Supporting small enterprises through stable expectations
By Tian Xuan
Small and micro-businesses are the deepest foundation of China's economy and the broadest micro-level base of its growth.
Understanding their operating conditions, responding to their policy expectations and paying attention to their survival and development is not only an academic task, but also a responsibility of our time.
China's GDP grew by 5 percent in 2025 despite a complex external environment and insufficient domestic demand. This was no easy achievement. For 2026, setting the growth target as a flexible range reflects an effort to reduce the emphasis on a single numerical level and shift attention toward high-quality development.
It also leaves more room for structural adjustment, risk prevention and livelihood improvement.
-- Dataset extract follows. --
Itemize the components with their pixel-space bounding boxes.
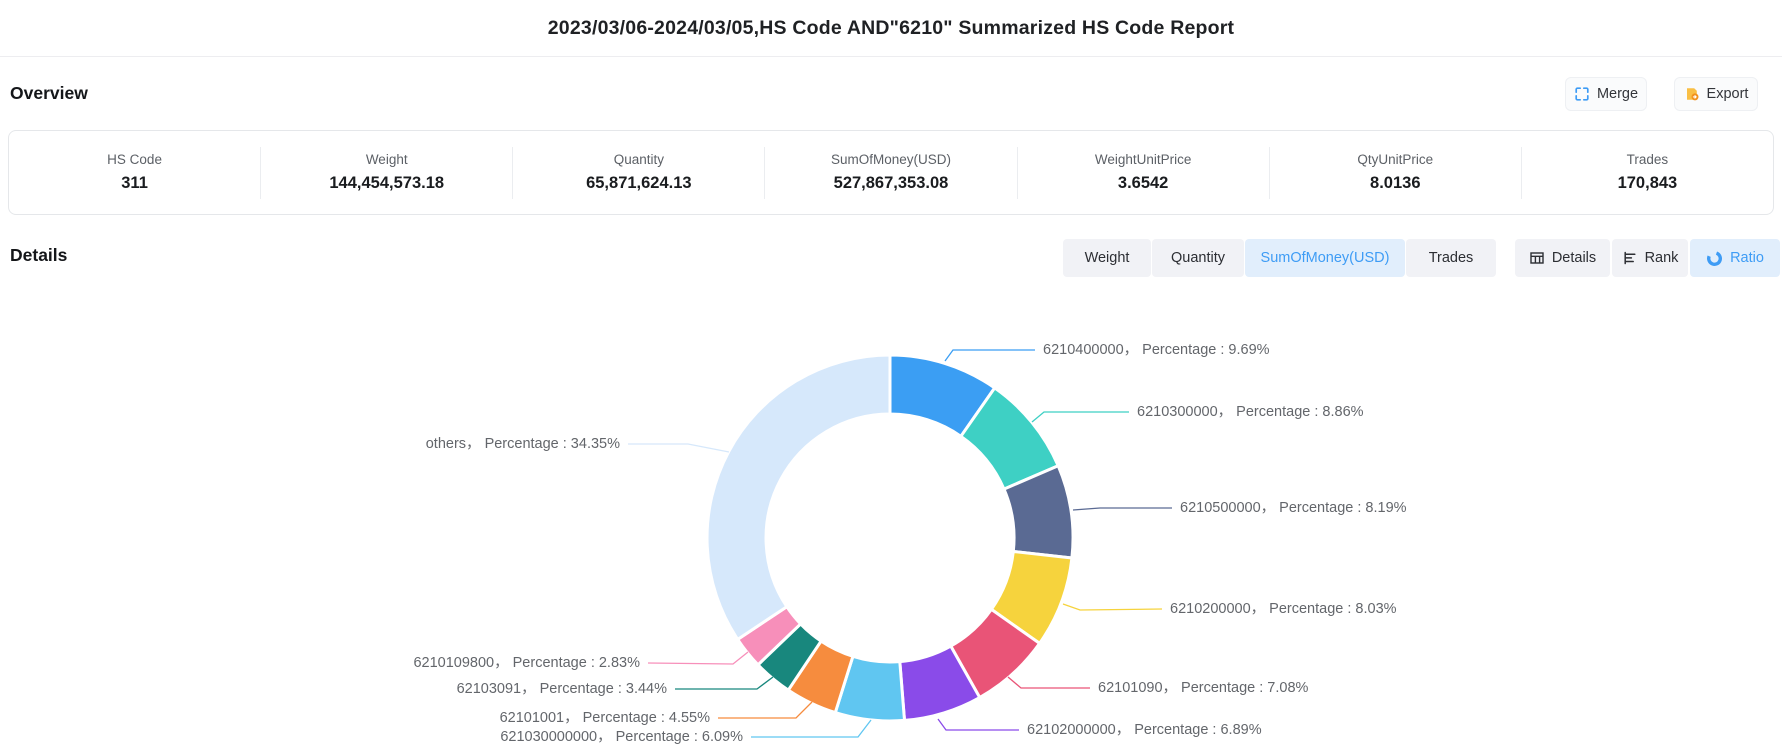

The logic of expanding domestic demand is changing. It is moving away from direct policy stimulus and toward activating the market's own internal momentum.
The key is to stabilize employment so that people have money to spend, strengthen social security so that people dare to spend, and create new consumption scenarios so that people have places and reasons to spend.
To foster new growth drivers, China needs to upgrade traditional industries, develop strategic emerging industries, make early plans for future industries, and improve the quality of the service sector so as to extend both ends of the "smile curve".
For small, medium and micro-enterprises, two macro-level supports are especially important. The first is a sound legal environment.
China should strengthen the implementation of the Private Economy Promotion Law, advance legislation on a personal bankruptcy system, and give "honest but unfortunate" entrepreneurs a real chance to start again. Stronger intellectual property protection is also essential, as it can provide clear incentives for private and small businesses to innovate.
The second is a stable macro-policy orientation. Research shows that policy orientation itself does not have a significant impact on corporate innovation, but policy uncertainty can seriously discourage long-term investment. It is therefore crucial to maintain policy continuity, stability and consistency, so that the market can form steady expectations. This is vital for encouraging small and micro enterprises to invest, innovate and grow over the long term.
Tian Xuan is the dean of Guanghua School of Management, Peking University. The views don't necessarily reflect those of China Daily.